A recent cost analysis published on May 17, 2026, reveals that running large language models (LLMs) locally on an Apple Silicon M5 MacBook Pro is approximately three times more expensive per million tokens than using OpenRouter’s cloud-based service. The analysis, conducted by independent researcher William Angel, compares electricity, hardware depreciation, and token output speeds to determine the total cost of local versus cloud-based LLM inference.
The analysis highlights that an M5 MacBook Pro with 64GB RAM, priced at $4,299, consumes between 50-100 watts under load. At an electricity cost of $0.20 per kWh (rounded up from the U.S. average of $0.1730 per kWh in 2025), the hourly electricity cost for running inference at 100% load ranges from $0.009 to $0.018. Over a 24-hour period, this translates to approximately $0.48 per day solely for electricity, excluding hardware depreciation.
Hardware depreciation significantly impacts the total cost of local inference. Assuming a lifespan of 3, 5, or 10 years for the M5 MacBook Pro, the annual hardware cost ranges from $430 (10-year lifespan) to $1,433 (3-year lifespan). The hourly hardware cost over these lifespans is $0.04908, $0.09815, and $0.16358, respectively. The analysis suggests a 5-year lifespan as a reasonable estimate for normal use, though intensive inference workloads may shorten this to 3 years.
Token output speed is a critical factor in determining cost efficiency. The M5 MacBook Pro achieves 10-40 tokens per second for models like Gemma 4 31B, which is described as nearly comparable to Anthropic’s Sonnet in performance. At 10 tokens per second, the device produces 36,000 tokens per hour, while at 40 tokens per second, it generates 144,000 tokens per hour. These speeds result in a cost per million tokens ranging from $0.40 to $4.79, depending on hardware lifespan and electricity consumption.
In contrast, OpenRouter’s cloud-based service offers Gemma 4 31B at a cost of 38-50 cents per million tokens, with inference speeds reaching 60-70 tokens per second. This makes OpenRouter not only cheaper but also significantly faster than local inference on Apple Silicon. The analysis notes that under optimistic conditions (50 watts, 40 tokens per second, and a 10-year hardware lifespan), the M5 MacBook Pro’s cost per million tokens could match OpenRouter’s. However, under pessimistic conditions (100 watts, 10 tokens per second, and a 3-year lifespan), local inference costs can be up to 10 times higher.

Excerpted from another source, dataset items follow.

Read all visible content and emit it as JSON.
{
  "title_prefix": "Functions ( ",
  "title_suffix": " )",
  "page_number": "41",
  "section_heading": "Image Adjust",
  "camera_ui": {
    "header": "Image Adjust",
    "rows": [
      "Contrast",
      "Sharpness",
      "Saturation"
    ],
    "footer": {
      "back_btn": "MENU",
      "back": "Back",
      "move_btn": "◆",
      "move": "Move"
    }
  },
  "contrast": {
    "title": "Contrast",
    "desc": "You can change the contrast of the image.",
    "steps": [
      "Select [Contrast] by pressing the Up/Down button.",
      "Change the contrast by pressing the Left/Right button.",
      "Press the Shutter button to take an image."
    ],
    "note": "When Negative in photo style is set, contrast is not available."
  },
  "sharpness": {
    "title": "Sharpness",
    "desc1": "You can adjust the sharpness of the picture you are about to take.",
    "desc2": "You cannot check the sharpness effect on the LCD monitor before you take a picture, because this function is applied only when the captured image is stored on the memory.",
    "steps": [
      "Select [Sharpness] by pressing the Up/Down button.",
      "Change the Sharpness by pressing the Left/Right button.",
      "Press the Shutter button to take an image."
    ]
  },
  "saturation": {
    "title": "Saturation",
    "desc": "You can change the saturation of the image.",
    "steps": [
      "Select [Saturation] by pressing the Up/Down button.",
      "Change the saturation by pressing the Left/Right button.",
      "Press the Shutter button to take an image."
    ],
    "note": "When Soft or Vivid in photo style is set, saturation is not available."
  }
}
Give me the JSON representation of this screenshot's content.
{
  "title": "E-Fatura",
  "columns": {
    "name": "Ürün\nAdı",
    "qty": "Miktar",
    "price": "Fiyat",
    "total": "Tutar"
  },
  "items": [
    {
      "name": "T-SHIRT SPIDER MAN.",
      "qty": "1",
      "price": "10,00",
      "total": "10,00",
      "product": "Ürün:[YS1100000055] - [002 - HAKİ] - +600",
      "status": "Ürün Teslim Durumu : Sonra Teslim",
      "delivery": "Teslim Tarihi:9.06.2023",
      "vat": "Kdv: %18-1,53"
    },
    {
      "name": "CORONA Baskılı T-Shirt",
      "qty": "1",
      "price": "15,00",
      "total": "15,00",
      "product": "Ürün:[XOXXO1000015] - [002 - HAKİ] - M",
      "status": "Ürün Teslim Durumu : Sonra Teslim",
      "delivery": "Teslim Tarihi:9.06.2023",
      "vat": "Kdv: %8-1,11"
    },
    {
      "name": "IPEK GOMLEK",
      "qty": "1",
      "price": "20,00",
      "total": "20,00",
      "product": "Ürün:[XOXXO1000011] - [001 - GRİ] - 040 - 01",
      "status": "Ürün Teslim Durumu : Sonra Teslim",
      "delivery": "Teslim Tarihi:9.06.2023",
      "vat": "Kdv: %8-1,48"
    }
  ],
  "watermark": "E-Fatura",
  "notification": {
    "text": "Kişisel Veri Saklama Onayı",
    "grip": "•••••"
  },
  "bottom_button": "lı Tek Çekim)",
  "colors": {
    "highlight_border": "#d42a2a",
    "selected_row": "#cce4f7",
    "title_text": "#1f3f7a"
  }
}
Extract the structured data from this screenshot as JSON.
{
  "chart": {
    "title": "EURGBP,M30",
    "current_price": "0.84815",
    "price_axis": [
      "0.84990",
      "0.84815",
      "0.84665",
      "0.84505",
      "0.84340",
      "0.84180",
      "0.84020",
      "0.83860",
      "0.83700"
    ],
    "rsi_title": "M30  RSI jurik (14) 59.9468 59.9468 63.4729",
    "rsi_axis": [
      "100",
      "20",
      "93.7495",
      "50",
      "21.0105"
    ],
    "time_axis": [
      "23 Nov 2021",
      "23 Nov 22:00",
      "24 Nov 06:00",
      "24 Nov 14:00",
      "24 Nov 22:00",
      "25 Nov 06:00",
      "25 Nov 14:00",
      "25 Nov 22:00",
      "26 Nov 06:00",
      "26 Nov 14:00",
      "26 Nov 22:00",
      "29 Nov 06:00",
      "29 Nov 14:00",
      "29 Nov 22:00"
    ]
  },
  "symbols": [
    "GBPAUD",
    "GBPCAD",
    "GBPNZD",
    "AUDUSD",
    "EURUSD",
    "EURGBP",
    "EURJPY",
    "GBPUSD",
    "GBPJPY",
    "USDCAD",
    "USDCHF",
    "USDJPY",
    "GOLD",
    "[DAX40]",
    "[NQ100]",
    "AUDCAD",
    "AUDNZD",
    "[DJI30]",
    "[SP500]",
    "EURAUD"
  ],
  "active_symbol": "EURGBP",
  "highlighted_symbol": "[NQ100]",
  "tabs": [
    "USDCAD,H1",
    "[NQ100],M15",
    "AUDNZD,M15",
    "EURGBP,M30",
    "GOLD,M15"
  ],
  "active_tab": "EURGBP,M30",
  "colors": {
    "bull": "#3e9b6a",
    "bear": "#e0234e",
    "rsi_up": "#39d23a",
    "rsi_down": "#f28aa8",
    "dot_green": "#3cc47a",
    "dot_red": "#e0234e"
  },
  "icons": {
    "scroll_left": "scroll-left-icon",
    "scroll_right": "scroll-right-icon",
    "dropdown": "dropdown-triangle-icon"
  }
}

The analysis emphasizes that speed is the most significant advantage of cloud-based inference. OpenRouter’s providers achieve 3-7 times faster token generation than the M5 MacBook Pro, which typically operates at 10-20 tokens per second. For professional use cases, such as those involving human employees, the cost of local inference remains negligible compared to salary expenses. The author concludes that, in most scenarios, investing in cloud-based services like Anthropic or OpenRouter is more cost-effective than relying on local hardware.
Despite the cost disadvantages, the analysis acknowledges the impressive capability of consumer-grade Apple Silicon hardware. The M5 MacBook Pro can run models like Gemma 4 31B, which deliver performance close to Anthropic’s Sonnet, a high-end commercial LLM. This demonstrates the rapid advancement of consumer hardware in supporting sophisticated AI workloads, even if it is not yet the most economical option for large-scale inference.
The electricity cost data used in the analysis is based on the U.S. Energy Information Administration’s (EIA) average residential electricity price for 2025, which is $0.1730 per kWh. The author rounded this up to $0.20 per kWh for simplicity. The analysis also references a personal electricity bill from Northern Virginia, which reported a cost of $0.18 per kWh, aligning closely with the EIA’s national average.